Trabalho árduo de resgate dos valores

Por Isaac Roitman, para a Revista Darcy – Número 20 –

Na história da humanidade os seres humanos provocaram e sofreram com tragédias como o holocausto, a escravidão, guerras e outras atrocidades. Após a Segunda Guerra Mundial a mais sangrenta da história, e o insano uso da bomba atômica em Hiroshima e Nagasaki, a Organização das Nações Unidas aprovou em 1948 a Declaração de Direitos Humanos que pode ser considerada como a pedra fundamental para conquistarmos um mundo cada vez mais civilizado. O artigo 1 dessa declaração diz: “Todos os seres humanos nascem livres e iguais em dignidade e direitos. São dotados de razão e consciência e devem agir em relação uns aos outros com espírito de fraternidade”. No Brasil os direitos humanos estão consolidados na Constituição de 1988. O artigo 1 consagra o princípio da cidadania (inciso II), dignidade da pessoa humana (inciso III) e os valores sociais do trabalho (inciso IV).

No entanto uma pergunta emerge. Os direitos humanos no Brasil são respeitados de forma absoluta? A resposta é não. Segundo o relatório do Estado dos Direitos Humanos no Mundo elaborado pela Anistia Internacional as principais falhas do Brasil em direitos humanos estão ligadas às seguintes dimensões: a) alta taxa de homicídios, sobretudo de jovens negros; b) abusos policiais e as execuções extrajudiciais; c) a crítica situação do sistema prisional; d) a vulnerabilidade dos defensores dos direitos humanos, principalmente em áreas rurais; e) a violência sofrida pela população indígena e f) as várias formas de violência contra as mulheres. A efetiva aplicação dos preceitos dos direitos humanos é fundamental para a promoção da justiça e paz social. A evolução da humanidade mostra que sem direitos não há sociedade civilizada e o respeito aos direitos é a base para o crescimento, o desenvolvimento e a proteção da sociedade.

Enquanto tivermos seres humanos abaixo da linha da pobreza, sofrendo com a fome e carentes nas três dimensões destacadas pelo Papa Francisco: terra, teto e trabalho, teremos que lutar a cada minuto pela conquista dos direitos  de todos  que fundamentará uma nova era de paz para toda a espécie humana. Temos pela frente um grande desafio. O caminho para conquistarmos uma humanidade realmente humana e civilizada é incorporar o conceito que somos de uma única família humana onde o amor prevaleça sobre o ódio e o altruísmo sobre o egoísmo. Introduzir e consolidar valores como a solidariedade, a ética, a bondade, o respeito a natureza e outros, na construção da personalidade a partir da primeira infância, é o caminho para termos um país e um mundo melhor no futuro.

Estamos em uma encruzilhada. Um dos caminhos indicam o retrocesso. O outro nos levará a uma sociedade menos desigual com oportunidades para todos Cabe a todos os cidadãos do mundo, escolher o melhor caminho.

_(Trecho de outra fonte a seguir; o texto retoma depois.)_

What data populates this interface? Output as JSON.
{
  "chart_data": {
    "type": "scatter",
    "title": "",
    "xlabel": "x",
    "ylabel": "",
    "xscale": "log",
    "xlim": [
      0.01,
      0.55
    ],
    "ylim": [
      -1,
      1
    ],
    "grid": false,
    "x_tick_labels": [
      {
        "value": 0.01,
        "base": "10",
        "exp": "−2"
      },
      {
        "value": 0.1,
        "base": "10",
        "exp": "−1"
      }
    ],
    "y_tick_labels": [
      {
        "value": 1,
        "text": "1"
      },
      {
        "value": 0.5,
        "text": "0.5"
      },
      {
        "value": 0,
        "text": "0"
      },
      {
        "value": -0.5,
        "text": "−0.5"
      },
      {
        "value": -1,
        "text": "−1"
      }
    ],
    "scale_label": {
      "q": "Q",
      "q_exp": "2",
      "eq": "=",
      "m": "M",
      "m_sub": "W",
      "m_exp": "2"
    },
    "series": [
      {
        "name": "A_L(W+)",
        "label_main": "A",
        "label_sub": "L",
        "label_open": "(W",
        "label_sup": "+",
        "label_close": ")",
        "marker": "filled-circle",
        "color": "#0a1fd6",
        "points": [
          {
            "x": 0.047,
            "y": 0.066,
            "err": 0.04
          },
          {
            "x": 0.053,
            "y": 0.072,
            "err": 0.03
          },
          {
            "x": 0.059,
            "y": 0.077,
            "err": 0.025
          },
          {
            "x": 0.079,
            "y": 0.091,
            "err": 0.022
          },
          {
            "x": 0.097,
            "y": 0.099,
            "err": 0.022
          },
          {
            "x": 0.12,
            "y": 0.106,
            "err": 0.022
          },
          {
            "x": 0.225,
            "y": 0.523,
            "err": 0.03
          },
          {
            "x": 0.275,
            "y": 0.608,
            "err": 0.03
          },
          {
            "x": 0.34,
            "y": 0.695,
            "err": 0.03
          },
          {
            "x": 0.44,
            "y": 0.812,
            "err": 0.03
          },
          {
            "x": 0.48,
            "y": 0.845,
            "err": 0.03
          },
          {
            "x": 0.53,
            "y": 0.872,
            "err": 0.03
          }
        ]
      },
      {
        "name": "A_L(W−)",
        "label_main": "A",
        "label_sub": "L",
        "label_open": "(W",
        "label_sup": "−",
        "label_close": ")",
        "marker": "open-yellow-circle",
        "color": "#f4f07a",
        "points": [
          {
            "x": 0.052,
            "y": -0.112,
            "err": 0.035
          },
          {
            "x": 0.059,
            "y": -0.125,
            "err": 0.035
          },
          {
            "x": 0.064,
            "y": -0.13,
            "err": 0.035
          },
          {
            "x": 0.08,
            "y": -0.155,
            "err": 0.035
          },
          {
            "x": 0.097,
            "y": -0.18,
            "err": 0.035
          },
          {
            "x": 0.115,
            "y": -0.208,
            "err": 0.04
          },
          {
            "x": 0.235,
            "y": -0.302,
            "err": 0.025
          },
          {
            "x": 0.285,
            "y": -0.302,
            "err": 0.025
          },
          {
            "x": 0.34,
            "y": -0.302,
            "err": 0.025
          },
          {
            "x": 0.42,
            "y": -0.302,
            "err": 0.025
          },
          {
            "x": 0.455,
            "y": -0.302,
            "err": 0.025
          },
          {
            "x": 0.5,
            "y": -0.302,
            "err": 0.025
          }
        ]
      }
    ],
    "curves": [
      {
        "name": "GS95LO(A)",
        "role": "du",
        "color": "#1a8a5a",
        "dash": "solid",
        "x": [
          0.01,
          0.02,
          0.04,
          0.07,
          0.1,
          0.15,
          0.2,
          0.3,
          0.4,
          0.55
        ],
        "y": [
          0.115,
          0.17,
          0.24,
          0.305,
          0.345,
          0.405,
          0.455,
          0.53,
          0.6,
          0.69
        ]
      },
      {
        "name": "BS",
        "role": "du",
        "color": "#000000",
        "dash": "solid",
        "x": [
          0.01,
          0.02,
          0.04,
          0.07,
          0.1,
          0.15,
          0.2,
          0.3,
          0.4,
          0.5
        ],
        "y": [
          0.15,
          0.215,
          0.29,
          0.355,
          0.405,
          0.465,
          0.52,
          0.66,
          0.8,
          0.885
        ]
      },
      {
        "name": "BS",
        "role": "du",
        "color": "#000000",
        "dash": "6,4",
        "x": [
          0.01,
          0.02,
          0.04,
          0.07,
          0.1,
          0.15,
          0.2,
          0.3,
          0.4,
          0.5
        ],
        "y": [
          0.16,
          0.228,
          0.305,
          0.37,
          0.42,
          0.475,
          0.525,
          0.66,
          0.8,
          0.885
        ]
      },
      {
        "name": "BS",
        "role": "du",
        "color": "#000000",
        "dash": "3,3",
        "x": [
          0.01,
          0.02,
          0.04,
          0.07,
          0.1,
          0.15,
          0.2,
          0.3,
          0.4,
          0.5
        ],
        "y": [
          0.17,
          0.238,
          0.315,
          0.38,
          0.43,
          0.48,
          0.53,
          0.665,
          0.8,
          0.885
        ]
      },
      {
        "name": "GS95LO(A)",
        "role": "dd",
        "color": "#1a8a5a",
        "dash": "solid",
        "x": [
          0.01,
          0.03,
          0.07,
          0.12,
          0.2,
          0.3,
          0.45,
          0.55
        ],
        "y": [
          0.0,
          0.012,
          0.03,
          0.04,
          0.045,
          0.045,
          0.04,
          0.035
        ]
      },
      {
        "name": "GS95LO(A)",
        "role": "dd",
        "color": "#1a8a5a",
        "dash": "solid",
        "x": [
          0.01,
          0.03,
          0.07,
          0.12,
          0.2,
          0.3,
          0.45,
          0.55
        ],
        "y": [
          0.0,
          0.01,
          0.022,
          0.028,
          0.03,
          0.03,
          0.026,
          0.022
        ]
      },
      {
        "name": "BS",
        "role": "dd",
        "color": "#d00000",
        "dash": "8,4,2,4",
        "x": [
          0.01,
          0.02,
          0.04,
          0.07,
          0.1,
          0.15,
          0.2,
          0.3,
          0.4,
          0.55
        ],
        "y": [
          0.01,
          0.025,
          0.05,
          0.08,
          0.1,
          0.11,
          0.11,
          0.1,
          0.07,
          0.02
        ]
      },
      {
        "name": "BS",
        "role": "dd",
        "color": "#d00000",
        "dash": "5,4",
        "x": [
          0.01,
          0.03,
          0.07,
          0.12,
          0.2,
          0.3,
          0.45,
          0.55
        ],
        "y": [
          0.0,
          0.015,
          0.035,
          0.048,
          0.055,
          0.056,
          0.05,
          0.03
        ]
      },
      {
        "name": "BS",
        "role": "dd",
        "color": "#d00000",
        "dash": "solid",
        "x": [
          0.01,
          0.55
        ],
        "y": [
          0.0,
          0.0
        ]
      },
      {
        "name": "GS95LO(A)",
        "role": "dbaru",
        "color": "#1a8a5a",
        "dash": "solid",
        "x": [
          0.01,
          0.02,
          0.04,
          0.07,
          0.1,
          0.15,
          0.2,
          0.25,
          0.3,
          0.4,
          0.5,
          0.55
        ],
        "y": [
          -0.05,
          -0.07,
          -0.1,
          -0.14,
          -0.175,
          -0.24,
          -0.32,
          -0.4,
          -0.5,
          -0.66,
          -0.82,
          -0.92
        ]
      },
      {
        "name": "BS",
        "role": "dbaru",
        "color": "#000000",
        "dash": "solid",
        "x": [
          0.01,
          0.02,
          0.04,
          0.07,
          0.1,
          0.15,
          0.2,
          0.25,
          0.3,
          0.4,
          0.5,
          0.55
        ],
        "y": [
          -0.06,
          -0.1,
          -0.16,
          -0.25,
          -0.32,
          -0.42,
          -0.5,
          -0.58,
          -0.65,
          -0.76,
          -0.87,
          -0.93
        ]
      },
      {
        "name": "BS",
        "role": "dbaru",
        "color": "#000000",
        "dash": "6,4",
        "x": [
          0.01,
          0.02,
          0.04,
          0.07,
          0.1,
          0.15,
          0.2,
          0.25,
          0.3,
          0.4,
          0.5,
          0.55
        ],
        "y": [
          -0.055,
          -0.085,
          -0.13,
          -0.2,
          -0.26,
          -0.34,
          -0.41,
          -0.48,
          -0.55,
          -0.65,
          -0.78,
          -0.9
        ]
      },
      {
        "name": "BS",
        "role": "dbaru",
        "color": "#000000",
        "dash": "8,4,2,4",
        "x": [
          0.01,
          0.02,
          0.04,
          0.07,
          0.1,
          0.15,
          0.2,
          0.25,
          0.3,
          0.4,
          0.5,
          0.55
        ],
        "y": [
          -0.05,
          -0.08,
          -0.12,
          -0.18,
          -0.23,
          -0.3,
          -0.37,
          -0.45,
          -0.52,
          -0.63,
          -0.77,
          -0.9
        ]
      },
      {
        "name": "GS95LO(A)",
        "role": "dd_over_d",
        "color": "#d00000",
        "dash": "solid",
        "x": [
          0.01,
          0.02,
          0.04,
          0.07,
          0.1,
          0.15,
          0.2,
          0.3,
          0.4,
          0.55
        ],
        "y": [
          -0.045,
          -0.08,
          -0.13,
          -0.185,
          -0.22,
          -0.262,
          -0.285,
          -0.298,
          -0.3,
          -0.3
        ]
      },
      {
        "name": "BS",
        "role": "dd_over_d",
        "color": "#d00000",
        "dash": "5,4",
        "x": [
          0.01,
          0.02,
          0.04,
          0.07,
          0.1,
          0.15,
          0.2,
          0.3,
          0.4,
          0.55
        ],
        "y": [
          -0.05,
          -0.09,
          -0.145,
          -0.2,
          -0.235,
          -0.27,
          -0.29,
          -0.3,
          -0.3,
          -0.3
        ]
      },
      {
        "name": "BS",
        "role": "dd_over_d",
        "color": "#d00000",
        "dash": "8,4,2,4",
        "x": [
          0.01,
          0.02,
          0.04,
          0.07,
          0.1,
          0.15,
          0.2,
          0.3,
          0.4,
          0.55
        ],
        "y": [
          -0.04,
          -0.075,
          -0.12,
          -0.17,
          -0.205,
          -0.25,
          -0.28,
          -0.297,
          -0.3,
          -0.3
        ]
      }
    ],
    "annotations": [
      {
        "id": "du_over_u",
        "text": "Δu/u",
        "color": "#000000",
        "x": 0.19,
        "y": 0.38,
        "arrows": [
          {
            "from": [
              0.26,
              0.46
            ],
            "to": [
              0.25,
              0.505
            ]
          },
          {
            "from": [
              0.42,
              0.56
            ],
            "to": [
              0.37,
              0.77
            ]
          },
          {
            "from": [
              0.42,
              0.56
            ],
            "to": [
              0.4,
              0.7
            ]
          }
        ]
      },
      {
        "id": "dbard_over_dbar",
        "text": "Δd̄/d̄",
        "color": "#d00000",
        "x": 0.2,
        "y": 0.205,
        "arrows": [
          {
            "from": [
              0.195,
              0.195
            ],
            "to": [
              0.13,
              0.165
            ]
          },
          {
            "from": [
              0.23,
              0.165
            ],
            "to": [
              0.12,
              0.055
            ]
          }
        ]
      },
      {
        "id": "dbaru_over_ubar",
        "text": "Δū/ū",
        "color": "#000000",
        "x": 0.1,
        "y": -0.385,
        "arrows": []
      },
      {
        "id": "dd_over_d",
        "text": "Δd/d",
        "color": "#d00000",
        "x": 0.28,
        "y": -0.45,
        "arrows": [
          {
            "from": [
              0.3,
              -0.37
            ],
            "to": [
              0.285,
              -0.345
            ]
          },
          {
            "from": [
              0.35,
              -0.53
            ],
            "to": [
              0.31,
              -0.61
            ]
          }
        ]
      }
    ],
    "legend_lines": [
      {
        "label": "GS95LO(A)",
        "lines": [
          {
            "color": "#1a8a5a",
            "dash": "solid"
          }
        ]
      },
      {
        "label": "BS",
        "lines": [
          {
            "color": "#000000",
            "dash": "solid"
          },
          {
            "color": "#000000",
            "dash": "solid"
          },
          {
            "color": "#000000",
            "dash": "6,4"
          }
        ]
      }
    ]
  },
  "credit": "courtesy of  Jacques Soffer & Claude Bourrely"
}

A responsabilidade do futuro é coletiva. Para a conquista de um mundo civilizado não teremos soluções milagrosas e rápidas. Temos que acreditar que essa mudança será um trabalho árduo e constante de resgaste dos valores humanos, um trabalho que começa em nós mesmos. Juntos conquistaremos uma civilização virtuosa com a qual sonhamos. Vamos à luta. É pertinente lembrar o pensamento de Oswaldo Cruz: “Não esmorecer para não desmerecer.


* Professor emérito da UnB e membro do Conselho Editorial da revista DARCY.

Comentários (2)

O caminho foi iluminado pela Declaração Universal dos Direitos Humanos. Seu artigo, Roitman, serve de inspiração para continuarmos na luta, enfrentando as ameaças que são muitas no Brasil no momento. Abr. Salomão

Isaac Roitman, parabéns por mais um de seus artigos que buscam chamar a atenção para os valores humanos, cada vez mais esquecidos e desconsiderados por governos frios e preocupados com ganhos apenas materiais. E por uma sociedade egoísta e individualista. É preciso buscarmos uma sociedade solidária, preocupada com o bem comum, e não com o consumo desenfreado que a caracteriza.